The guarantee will run over the next three years, he said. He also announced an extra £240 million ($306 million) in development aid funding for humanitarian projects.

European Commission president Ursula von der Leyen recapped the EU executive's support package for Ukraine of 50 billion euros ($55 billion) over the next four years. 

The European Union would soon outline how it intends to use proceeds from seized Russian assets, she added, "because the perpetrator has to be held accountable."

Germany will provide 381 million euros in humanitarian assistance this year, Foreign Minister Annalena Baerbock said. Her French counterpart, Catherine Colonna, announced 40 million euros.

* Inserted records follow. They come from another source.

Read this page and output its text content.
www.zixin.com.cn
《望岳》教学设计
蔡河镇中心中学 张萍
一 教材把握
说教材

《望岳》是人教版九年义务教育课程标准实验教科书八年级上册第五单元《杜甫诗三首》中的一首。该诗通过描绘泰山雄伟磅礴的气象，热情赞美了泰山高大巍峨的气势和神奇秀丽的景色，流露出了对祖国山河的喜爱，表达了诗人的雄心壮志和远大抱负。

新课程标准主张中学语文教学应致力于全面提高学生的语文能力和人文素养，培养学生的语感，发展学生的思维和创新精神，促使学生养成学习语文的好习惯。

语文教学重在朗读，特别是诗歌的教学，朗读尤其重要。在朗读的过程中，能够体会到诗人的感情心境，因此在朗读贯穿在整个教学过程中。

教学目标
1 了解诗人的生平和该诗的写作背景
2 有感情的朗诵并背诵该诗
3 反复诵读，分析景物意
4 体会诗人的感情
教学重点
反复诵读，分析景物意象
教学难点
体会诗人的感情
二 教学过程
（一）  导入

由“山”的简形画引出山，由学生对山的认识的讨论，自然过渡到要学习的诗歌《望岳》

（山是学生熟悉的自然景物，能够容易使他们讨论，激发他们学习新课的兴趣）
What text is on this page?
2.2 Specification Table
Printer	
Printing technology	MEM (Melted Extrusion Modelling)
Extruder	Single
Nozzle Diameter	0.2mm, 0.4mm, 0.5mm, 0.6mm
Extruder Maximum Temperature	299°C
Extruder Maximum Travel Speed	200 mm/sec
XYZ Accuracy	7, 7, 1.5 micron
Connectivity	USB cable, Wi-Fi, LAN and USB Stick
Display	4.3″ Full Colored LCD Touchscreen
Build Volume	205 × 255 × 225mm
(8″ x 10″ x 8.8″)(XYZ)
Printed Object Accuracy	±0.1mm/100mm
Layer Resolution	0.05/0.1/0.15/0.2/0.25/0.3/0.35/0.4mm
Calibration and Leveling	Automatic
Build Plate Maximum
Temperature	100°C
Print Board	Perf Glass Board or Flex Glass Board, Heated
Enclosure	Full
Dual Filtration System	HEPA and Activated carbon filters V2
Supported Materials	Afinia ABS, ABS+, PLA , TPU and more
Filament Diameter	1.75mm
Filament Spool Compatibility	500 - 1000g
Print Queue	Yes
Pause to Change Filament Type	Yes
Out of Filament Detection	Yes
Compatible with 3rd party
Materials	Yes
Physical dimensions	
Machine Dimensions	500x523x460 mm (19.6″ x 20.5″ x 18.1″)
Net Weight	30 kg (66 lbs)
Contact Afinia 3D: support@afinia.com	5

The United States will provide more than $1.3 billion in additional aid, said Blinken, promising it would help Ukraine "rebuild its future."

Private sector

As well as government support from around the world, it is hoped more private-sector firms will join the reconstruction effort.

Delegates include captains of industry from major multinationals and corporations, many of whom have signed up to a new Ukraine Business Compact.

It encourages trade, investment and expertise-sharing to Ukraine on the back of promises from Zelensky to tackle barriers such as corruption and financial and legal transparency.

More than 400 companies from 38 countries, with a combined market capitalization of $4.9 trillion, have already promised to back Ukraine's recovery and reconstruction, Sunak said.

A new London-based insurance scheme would help to underwrite risky investments in Ukraine, he said, "removing one of the biggest barriers and giving investors the confidence they need to act."